Human agents who still handle conversations tend to do so either because the AI agent cannot yet respond adequately, or because of an organizational choice to retain human involvement for sensitive or high-value interactions. Nevertheless, the need for such roles is diminishing. Around 28% of participants reported a reduction in Tier 1 staff or a hiring slowdown or a full hiring freeze, as AI agents increasingly manage simple requests and organizational attention shifts towards improving automation efficiency.
“In some cases, this has led to the creation of specialized AI teams, reorganizations around workflow complexity, or the merging and redefinition of existing roles”

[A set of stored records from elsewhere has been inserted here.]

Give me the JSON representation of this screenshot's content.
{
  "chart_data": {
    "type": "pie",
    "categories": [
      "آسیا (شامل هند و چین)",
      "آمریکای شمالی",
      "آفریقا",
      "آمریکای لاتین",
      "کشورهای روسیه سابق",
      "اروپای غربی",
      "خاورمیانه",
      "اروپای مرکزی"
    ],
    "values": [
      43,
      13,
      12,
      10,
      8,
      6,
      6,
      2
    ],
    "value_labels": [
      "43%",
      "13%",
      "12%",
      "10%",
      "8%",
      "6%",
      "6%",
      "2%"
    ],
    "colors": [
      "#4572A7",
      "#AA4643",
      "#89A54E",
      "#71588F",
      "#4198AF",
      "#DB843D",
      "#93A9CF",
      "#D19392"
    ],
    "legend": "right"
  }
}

However, this transformation is not uniform across companies. While some roles have disappeared (particularly escalation layers), others have emerged. Many organizations are reallocating existing staff to AI management or hiring new technical profiles such as automation engineers, implementation specialists, and AI leads. In some cases, this has led to the creation of specialized AI teams, reorganizations around workflow complexity, or the merging and redefinition of existing roles.
Around 83% of participants reported changes to their roles or responsibilities following the introduction of Fin or similar AI agents. Specifically:
These structural changes have also fostered cultural change. Participants observed a growing emphasis on experimentation, continuous improvement and modernization, with stronger collaboration between customer service, data, operations, and product or engineering teams.
Overall, a widespread transformation is occurring in how customer service agents and teams operate following AI agent implementation. Roles are evolving, responsibilities are diversifying and collaboration across functions is becoming the norm. Given how pervasive these changes already are – and the continuous improvement of AI technology – it is likely that this transformation will become even more pronounced over time.
This evolution raises two important questions
Firstly, do customer service agents possess the skills required to succeed in these new roles? While they are experts in customer interaction and company policy, their work now demands new competencies in data analysis (e.g. reporting AI agent performance and how it changes over time), quality assurance/debugging (e.g. Fin output testing and versioning), and cross-functional communication (e.g. if help from another team is required, drafting a business case to justify the resources required could be needed).
Secondly, what long-term strategies are companies adopting to support these evolving roles? Some are reorganizing entirely around automation, while others retain traditional structures. For those undergoing transformation, it remains unclear whether these changes are part of a deliberate strategic plan aimed at achieving specific performance outcomes, or the result of experimentation without defined goals.
Ultimately, Fin’s success – and of AI in customer service more broadly – depends not only on the technology itself but on the people and strategies that shape its use. Understanding and supporting these human and organizational factors will be critical to ensuring that the benefits of AI adoption are fully realized.